Last month, she acted on that dream, leaving the boutique (now called Bailey Law) to open a solo practice focused on insurance recovery work.

“I didn’t have any clients of my own 12 months ago,” says Levy, who joined Howrey as an associate in 2001. As counsel, she largely ran other lawyers’ cases and managed others’ clients, billing about 2,100 hours a year. “It’s not that hard to [build a book of business]. It just takes persistence. I like it. I’m just thrilled to be out on my own.”

Former associate Furth was far from thrilled about her plight at first. One of 19 attorneys in Howrey’s first-year class in 2010—and a participant in a newly launched apprenticeship program that stressed training over billable work, at a below-market starting salary of $100,000—she had barely begun to learn the basics of document review before being put in the unenviable position of finding a job as a newly minted lawyer.

With no work to speak of, Furth rarely came to the office. When she did make her way in, it was to fill another shredder with the remnants left in the wake of another partner’s departure. Your time,” she says, “was better spent job searching.”

As she began her search, Furth was further daunted by the fact that some of those with whom she interviewed seemed more interested in Howrey’s woes than her credentials, with one big firm partner telling her bluntly: “You do realize you are 150 percent unemployable?”

In the end, that statement proved 150 percent wrong. Indeed, it only took Furth until May to find a job with litigation boutique Bowles Verna in Walnut Creek, California. “I can’t explain to people how happy I am,” says Furth, who says she has already second-chaired a trial and gotten countless other opportunities that wouldn’t have been available to her as a second-year associate at big firm.

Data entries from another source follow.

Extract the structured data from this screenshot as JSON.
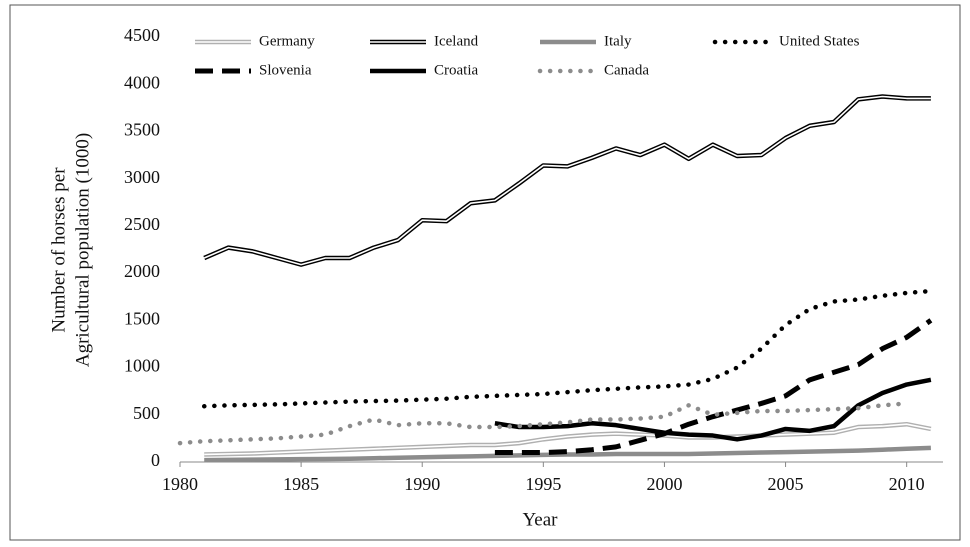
{
  "chart_data": {
    "type": "line",
    "ylabel": [
      "Number of horses per",
      "Agricultural population (1000)"
    ],
    "xlabel": "Year",
    "x": [
      1980,
      1981,
      1982,
      1983,
      1984,
      1985,
      1986,
      1987,
      1988,
      1989,
      1990,
      1991,
      1992,
      1993,
      1994,
      1995,
      1996,
      1997,
      1998,
      1999,
      2000,
      2001,
      2002,
      2003,
      2004,
      2005,
      2006,
      2007,
      2008,
      2009,
      2010,
      2011
    ],
    "xlim": [
      1980,
      2011.5
    ],
    "xticks": [
      1980,
      1985,
      1990,
      1995,
      2000,
      2005,
      2010
    ],
    "ylim": [
      0,
      4500
    ],
    "yticks": [
      0,
      500,
      1000,
      1500,
      2000,
      2500,
      3000,
      3500,
      4000,
      4500
    ],
    "series": [
      {
        "name": "Germany",
        "color": "#b0b0b0",
        "line_style": "double",
        "values": [
          null,
          80,
          85,
          90,
          100,
          110,
          120,
          130,
          140,
          150,
          160,
          170,
          180,
          180,
          200,
          240,
          270,
          290,
          300,
          290,
          280,
          260,
          260,
          270,
          280,
          290,
          300,
          310,
          370,
          380,
          400,
          350
        ]
      },
      {
        "name": "Iceland",
        "color": "#000000",
        "line_style": "double",
        "values": [
          null,
          2160,
          2270,
          2230,
          2160,
          2090,
          2160,
          2160,
          2270,
          2350,
          2560,
          2550,
          2740,
          2770,
          2950,
          3140,
          3130,
          3220,
          3320,
          3250,
          3360,
          3210,
          3360,
          3240,
          3250,
          3430,
          3560,
          3600,
          3840,
          3870,
          3850,
          3850
        ]
      },
      {
        "name": "Italy",
        "color": "#8c8c8c",
        "line_style": "solid",
        "values": [
          null,
          20,
          22,
          25,
          28,
          30,
          32,
          35,
          40,
          45,
          50,
          55,
          60,
          65,
          70,
          75,
          80,
          80,
          85,
          85,
          85,
          85,
          90,
          95,
          100,
          105,
          110,
          115,
          120,
          130,
          140,
          150
        ]
      },
      {
        "name": "United States",
        "color": "#000000",
        "line_style": "dotted",
        "values": [
          null,
          590,
          600,
          605,
          610,
          620,
          630,
          640,
          645,
          650,
          660,
          670,
          690,
          700,
          710,
          720,
          740,
          760,
          775,
          790,
          800,
          820,
          880,
          1000,
          1200,
          1450,
          1620,
          1700,
          1720,
          1760,
          1790,
          1810
        ]
      },
      {
        "name": "Slovenia",
        "color": "#000000",
        "line_style": "dashed",
        "values": [
          null,
          null,
          null,
          null,
          null,
          null,
          null,
          null,
          null,
          null,
          null,
          null,
          null,
          100,
          100,
          100,
          110,
          130,
          160,
          230,
          300,
          400,
          480,
          550,
          620,
          700,
          870,
          950,
          1030,
          1200,
          1320,
          1500
        ]
      },
      {
        "name": "Croatia",
        "color": "#000000",
        "line_style": "solid",
        "values": [
          null,
          null,
          null,
          null,
          null,
          null,
          null,
          null,
          null,
          null,
          null,
          null,
          null,
          410,
          370,
          370,
          380,
          410,
          390,
          350,
          310,
          290,
          280,
          240,
          280,
          350,
          330,
          380,
          600,
          730,
          820,
          870
        ]
      },
      {
        "name": "Canada",
        "color": "#8c8c8c",
        "line_style": "dotted",
        "values": [
          200,
          220,
          230,
          240,
          250,
          270,
          290,
          380,
          450,
          390,
          410,
          410,
          370,
          370,
          380,
          400,
          420,
          450,
          450,
          460,
          480,
          600,
          500,
          520,
          540,
          540,
          550,
          560,
          570,
          600,
          620,
          null
        ]
      }
    ]
  }
}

Still, Furth hasn’t forgotten the uneasy feelings of those final few months, when she and other associates felt they’d been largely abandoned in a leaderless office. Looking back, Furth says the experience gave her “a very different view of big law” than others likely have. “But I’m not pessimistic at all,” she says. “I’m not angry. I’m not irate. I’m not upset. … I have a deeper understanding of places I’m glad I’m not in. If nothing else, that’s been a great benefit to me.”

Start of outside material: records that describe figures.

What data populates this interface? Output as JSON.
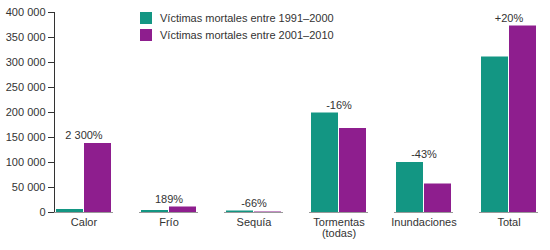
{
  "chart_data": {
    "type": "bar",
    "categories": [
      "Calor",
      "Frío",
      "Sequía",
      "Tormentas (todas)",
      "Inundaciones",
      "Total"
    ],
    "series": [
      {
        "name": "Víctimas mortales entre 1991–2000",
        "color": "#139683",
        "values": [
          6000,
          4000,
          3000,
          199000,
          100000,
          311000
        ]
      },
      {
        "name": "Víctimas mortales entre 2001–2010",
        "color": "#8e1e8e",
        "values": [
          138000,
          11000,
          1000,
          168000,
          57000,
          373000
        ]
      }
    ],
    "annotations": [
      "2 300%",
      "189%",
      "-66%",
      "-16%",
      "-43%",
      "+20%"
    ],
    "ylim": [
      0,
      400000
    ],
    "yticks": [
      0,
      {
        "value": 50000,
        "label": "50 000"
      },
      {
        "value": 100000,
        "label": "100 000"
      },
      {
        "value": 150000,
        "label": "150 000"
      },
      {
        "value": 200000,
        "label": "200 000"
      },
      {
        "value": 250000,
        "label": "250 000"
      },
      {
        "value": 300000,
        "label": "300 000"
      },
      {
        "value": 350000,
        "label": "350 000"
      },
      {
        "value": 400000,
        "label": "400 000"
      }
    ],
    "grid": false,
    "legend": "top-left"
  }
}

As with virtually any job change, the move from big firm to small has had its drawbacks. For Levy, one of the main ones is no longer having a staff to help with logistical details. One of her most difficult days in the past year, she says, was her first day at Bailey Gary, when she had to prepare a retainer letter for a new client and send out a legal document related to an insurance issue—all before Passover started at sundown. “I think I wasted about four hours that morning, because they had the new Microsoft Word,” she says.

Anderson says the biggest challenge was having to almost immediately find his own health insurance after learning that Howrey’s dissolution made it impossible for him to obtain COBRA coverage. “It was a fascinating and horrifying experience applying” for an individual plan, he says, adding that he probably spent 50 hours sorting it all out.

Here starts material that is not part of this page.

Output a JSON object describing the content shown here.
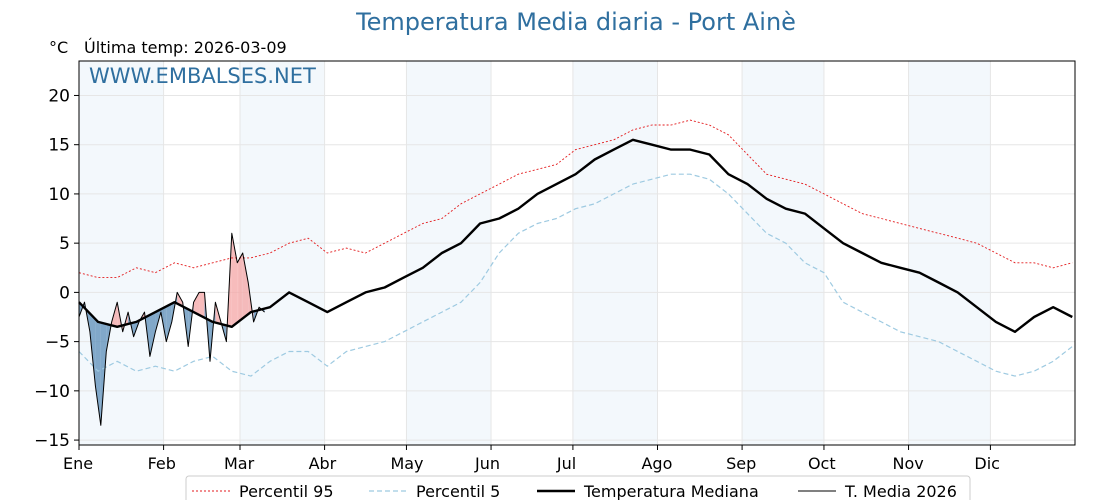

For Ortel, who says that Howrey still owes her a bonus promised in late 2010, one major challenge that arose soon after she joined Future was trying to finish a pro bono assignment she started at Howrey without the benefit of a pro bono practice. With the help of a former Howrey partner, Ortel continued her representation of a taxi driver sued by an insurance company following a car accident, ultimately losing at trial but winning a default judgment against his former employer to pay the damages.

Difficulties aside, all the members of the Howrey diaspora interviewed for this story say they feel fortunate to have landed where they did, and that the change of direction has been much more rewarding than big firm life.

Levy recalls coming into the Howrey offices on March 30, the day associates received termination notices, and finding what she describes as “a scene from a movie set”: stacks of boxes, empty binders strewn across the floor, clothing still left on hangers in hastily abandoned offices.

“I don’t ever want to be in that situation that I was in last year again,” says Levy. “I do not want anyone else controlling my destiny. I would like to control my own destiny.”